En vertu des dispositions de l'article R. 243-59-7 du code de la sécurité sociale, l'absence d'observations vaut accord tacite concernant les pratiques ayant donné lieu à vérification dès lors que l'organisme de recouvrement a eu les moyens de se prononcer en toute connaissance de cause. Le redressement ne peut porter sur des éléments qui, ayant fait l'objet d'un précédent contrôle dans la même entreprise ou le même établissement, n'ont pas donné lieu à observations de la part de l'organisme.

La décision implicite suppose une législation identique applicable dans les contrôles en cause, une identité de situation de fait dans les contrôles en cause et enfin, la preuve établie par l'employeur que le précédent inspecteur du recouvrement, en s'abstenant de redresser, s'est prononcé en toute connaissance de cause.
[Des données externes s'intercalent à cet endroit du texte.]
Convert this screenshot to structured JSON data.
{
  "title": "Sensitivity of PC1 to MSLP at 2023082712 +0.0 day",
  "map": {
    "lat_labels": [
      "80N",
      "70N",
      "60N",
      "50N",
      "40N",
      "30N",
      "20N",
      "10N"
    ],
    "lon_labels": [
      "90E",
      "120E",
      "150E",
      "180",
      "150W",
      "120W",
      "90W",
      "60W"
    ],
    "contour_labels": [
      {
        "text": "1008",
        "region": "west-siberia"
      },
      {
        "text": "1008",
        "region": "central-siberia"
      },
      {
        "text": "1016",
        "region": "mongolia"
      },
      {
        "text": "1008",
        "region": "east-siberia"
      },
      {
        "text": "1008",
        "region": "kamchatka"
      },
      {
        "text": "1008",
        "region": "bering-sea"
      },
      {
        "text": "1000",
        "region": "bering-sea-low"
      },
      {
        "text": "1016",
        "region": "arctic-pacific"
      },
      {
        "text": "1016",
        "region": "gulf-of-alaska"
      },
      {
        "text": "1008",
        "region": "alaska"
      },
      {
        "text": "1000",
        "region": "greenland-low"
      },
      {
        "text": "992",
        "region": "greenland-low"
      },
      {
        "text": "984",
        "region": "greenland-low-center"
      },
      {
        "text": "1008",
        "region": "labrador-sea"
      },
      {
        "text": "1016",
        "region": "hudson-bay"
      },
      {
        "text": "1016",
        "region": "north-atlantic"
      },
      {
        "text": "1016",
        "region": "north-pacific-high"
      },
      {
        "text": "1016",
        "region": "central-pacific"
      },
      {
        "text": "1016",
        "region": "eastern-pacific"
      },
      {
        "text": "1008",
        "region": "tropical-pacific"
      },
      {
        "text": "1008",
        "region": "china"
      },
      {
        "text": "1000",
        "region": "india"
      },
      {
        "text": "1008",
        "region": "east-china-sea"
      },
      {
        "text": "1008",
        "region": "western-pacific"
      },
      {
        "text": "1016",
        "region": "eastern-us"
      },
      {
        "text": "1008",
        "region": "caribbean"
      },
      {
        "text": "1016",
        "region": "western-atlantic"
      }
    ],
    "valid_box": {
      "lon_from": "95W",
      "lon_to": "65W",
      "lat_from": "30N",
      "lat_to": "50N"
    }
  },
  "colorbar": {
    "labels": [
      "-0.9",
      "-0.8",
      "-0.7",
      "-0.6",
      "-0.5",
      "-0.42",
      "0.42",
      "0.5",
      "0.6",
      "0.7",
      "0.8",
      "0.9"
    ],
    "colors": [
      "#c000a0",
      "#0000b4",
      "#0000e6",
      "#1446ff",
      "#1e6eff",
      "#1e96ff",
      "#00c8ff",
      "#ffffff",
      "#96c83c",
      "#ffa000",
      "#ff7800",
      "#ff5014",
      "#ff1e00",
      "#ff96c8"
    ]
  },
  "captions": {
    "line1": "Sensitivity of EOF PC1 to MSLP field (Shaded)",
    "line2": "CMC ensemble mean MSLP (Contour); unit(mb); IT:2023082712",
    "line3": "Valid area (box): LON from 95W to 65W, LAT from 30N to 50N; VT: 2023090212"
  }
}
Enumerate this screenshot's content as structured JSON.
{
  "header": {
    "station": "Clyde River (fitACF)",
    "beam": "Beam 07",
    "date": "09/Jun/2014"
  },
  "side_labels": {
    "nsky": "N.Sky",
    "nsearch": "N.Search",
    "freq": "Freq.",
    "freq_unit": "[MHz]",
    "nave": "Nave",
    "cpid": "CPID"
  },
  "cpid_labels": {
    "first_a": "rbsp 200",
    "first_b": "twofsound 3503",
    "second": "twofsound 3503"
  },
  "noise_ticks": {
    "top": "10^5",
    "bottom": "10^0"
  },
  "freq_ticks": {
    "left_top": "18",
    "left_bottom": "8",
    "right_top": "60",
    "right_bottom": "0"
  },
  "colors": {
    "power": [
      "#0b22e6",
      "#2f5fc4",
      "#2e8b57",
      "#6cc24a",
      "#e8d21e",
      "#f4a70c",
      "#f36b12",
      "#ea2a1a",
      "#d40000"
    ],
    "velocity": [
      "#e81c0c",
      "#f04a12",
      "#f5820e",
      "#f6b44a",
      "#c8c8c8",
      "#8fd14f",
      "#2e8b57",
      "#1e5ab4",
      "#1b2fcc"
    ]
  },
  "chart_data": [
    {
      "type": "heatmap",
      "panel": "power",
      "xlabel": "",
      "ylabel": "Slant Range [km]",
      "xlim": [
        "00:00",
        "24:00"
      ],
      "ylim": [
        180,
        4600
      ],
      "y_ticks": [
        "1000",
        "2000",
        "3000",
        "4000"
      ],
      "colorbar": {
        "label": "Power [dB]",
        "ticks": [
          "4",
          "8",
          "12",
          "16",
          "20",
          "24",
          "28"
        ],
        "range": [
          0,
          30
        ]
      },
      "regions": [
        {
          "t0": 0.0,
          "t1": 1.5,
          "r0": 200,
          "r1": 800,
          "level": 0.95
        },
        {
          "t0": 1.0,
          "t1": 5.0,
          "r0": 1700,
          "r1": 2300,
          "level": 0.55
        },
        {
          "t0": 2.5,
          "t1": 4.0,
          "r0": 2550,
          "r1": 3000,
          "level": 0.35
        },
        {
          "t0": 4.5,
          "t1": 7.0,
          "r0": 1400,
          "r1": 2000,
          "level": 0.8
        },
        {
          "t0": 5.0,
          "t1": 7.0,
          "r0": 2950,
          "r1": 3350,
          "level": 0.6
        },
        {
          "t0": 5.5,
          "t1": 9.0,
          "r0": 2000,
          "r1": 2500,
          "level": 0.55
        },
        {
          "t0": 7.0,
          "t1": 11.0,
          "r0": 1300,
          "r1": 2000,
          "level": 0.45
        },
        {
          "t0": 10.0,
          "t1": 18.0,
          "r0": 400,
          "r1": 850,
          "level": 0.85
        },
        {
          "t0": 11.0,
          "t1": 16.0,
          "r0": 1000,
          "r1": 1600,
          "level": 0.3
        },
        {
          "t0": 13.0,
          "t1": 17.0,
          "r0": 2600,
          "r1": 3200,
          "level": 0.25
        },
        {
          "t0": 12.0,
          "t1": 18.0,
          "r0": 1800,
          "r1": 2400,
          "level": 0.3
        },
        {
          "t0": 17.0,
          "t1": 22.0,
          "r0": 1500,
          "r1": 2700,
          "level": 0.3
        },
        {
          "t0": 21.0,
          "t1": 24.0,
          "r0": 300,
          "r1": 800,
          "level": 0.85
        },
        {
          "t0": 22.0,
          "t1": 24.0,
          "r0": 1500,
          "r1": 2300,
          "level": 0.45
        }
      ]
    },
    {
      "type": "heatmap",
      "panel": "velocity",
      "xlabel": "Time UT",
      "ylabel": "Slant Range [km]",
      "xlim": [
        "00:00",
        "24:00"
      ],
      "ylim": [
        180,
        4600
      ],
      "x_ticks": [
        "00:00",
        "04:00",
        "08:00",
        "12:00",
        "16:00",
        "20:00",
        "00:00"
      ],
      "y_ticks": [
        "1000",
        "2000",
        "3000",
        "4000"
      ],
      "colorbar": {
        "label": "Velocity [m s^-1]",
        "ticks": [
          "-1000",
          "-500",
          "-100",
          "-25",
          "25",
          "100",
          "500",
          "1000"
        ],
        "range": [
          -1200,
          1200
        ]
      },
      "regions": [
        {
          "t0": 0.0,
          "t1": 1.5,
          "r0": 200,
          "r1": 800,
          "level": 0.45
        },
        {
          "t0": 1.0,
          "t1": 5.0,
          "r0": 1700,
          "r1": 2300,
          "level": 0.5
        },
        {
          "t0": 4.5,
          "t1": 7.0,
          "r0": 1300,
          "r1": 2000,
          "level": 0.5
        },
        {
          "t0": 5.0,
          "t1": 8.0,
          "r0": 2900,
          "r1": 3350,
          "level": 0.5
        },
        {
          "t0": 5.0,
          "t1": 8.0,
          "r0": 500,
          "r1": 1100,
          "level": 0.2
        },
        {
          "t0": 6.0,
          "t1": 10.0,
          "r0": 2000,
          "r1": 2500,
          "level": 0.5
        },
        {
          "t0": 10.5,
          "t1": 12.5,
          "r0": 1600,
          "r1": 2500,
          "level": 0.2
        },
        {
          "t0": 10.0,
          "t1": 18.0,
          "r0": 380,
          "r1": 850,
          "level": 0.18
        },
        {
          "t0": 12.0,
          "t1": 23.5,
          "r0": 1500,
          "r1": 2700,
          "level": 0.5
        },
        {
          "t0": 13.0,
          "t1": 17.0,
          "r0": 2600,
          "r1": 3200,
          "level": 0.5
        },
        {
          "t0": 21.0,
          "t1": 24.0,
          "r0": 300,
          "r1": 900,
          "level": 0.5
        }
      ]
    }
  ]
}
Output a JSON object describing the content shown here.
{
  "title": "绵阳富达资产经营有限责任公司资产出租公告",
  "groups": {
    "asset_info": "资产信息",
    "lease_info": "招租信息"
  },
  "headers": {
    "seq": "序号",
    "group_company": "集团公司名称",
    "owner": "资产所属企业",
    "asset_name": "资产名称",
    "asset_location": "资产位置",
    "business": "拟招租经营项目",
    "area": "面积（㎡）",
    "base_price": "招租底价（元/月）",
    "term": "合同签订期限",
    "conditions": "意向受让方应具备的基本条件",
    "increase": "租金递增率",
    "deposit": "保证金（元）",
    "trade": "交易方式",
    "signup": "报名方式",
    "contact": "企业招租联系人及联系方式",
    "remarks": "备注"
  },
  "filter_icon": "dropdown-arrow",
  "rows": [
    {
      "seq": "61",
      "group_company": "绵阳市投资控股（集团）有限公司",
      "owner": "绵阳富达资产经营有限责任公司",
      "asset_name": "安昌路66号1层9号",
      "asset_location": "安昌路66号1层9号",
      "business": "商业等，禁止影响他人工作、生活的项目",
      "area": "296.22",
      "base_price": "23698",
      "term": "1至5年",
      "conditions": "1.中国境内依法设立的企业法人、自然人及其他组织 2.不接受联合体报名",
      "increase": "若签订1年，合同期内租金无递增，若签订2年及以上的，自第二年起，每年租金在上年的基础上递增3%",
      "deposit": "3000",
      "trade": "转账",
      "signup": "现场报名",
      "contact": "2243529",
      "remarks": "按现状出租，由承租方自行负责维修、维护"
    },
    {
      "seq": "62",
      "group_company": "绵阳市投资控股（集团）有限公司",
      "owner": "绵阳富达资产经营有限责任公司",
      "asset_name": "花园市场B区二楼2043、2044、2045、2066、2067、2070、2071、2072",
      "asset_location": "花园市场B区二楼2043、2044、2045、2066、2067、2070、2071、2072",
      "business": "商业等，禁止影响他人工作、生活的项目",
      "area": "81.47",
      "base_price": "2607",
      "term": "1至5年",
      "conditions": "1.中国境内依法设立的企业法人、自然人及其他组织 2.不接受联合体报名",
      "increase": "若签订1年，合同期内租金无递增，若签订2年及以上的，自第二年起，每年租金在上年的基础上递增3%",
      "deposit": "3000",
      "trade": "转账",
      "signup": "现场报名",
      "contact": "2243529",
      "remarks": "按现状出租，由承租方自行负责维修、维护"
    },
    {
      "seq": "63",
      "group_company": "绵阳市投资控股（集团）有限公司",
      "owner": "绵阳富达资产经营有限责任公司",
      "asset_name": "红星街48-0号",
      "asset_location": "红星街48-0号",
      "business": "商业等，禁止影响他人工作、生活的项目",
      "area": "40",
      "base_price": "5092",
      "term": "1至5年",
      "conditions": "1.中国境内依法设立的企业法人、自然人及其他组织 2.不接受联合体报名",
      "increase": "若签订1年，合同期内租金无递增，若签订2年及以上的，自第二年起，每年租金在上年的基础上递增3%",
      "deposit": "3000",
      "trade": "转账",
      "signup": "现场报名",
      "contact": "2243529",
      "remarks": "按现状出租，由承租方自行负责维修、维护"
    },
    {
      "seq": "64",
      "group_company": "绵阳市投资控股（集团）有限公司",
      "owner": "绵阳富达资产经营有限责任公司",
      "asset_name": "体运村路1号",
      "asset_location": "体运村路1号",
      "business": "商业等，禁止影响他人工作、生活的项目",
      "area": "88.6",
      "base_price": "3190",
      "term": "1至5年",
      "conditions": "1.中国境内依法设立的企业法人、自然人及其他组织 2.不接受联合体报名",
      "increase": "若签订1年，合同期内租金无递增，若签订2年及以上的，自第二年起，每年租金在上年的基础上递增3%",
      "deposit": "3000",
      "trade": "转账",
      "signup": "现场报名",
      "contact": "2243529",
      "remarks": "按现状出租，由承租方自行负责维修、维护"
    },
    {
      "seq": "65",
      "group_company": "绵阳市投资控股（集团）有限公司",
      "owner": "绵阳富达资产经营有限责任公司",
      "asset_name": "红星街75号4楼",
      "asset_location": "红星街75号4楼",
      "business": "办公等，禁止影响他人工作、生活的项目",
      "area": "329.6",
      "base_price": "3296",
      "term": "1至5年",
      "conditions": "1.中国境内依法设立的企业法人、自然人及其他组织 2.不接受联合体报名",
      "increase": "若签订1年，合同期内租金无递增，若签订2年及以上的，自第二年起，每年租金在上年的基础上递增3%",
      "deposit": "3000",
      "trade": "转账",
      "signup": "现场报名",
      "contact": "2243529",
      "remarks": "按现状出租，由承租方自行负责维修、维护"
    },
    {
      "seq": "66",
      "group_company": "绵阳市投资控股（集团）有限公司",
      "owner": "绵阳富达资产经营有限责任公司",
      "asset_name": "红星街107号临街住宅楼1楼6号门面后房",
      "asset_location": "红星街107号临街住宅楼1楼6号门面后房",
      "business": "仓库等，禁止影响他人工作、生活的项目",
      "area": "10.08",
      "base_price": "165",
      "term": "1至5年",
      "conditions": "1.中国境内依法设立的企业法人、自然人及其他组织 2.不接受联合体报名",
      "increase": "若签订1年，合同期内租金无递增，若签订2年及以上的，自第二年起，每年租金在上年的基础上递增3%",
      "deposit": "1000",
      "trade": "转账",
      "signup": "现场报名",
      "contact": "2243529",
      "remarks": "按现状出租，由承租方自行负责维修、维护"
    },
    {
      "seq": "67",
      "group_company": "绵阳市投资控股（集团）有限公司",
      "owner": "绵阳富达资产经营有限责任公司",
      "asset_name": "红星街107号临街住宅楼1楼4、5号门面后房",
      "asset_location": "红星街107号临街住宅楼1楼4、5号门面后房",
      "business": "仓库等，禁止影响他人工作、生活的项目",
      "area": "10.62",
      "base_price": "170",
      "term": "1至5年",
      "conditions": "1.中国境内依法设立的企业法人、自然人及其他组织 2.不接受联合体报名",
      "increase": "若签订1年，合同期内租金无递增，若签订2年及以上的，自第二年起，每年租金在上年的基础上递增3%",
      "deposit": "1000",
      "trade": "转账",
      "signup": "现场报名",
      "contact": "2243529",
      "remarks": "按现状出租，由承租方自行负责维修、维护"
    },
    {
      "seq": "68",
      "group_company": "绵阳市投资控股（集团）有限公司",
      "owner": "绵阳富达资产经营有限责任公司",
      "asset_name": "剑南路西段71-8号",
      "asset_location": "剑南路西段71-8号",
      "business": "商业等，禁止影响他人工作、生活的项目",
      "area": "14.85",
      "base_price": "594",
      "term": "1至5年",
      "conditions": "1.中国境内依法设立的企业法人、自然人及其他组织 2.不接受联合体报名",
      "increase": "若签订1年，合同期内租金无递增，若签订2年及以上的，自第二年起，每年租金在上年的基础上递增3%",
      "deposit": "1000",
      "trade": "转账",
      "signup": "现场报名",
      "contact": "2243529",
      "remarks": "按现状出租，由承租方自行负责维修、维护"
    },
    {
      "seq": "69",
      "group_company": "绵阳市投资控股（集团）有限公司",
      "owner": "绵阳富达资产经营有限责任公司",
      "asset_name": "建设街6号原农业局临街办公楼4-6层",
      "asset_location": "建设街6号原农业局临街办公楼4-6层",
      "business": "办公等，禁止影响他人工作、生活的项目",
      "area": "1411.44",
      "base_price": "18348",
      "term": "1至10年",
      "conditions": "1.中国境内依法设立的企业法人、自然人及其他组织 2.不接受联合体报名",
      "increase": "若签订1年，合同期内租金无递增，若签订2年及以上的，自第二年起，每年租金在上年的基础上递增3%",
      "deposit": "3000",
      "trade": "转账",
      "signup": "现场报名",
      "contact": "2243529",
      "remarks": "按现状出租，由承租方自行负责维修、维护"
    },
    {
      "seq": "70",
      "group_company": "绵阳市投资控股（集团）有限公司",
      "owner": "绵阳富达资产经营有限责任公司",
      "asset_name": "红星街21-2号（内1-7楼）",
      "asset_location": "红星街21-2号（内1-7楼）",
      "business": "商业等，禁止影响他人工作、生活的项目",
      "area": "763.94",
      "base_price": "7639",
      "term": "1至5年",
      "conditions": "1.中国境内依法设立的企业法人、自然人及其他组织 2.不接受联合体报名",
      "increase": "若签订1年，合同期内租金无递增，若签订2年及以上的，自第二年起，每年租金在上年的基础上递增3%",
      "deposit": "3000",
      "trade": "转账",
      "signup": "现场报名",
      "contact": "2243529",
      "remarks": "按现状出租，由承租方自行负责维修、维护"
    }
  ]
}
En l'espèce, il est établi que la société a fait l'objet de précédents contrôles et que les lettres d'observations des 27 août 2012 et 26 mai 2016 font état d'une consultation de la comptabilité du comité d'entreprise, toutefois, rien n'indique que les pratiques portant sur les bons d'achat ont été contrôlées ni que lors de ces précédents contrôles ces pratiques étaient identiques à celles reprochées dans la lettre d'observations du 28 juin 2019.

Comme l'indiquent les premiers juges, s'il est vrai que la comptabilité du comité d'entreprise a bien été consultée lors de précédents contrôles, rien ne permet cependant d'affirmer qu'il existait une pratique constante et déjà existante lors de ces précédents contrôles.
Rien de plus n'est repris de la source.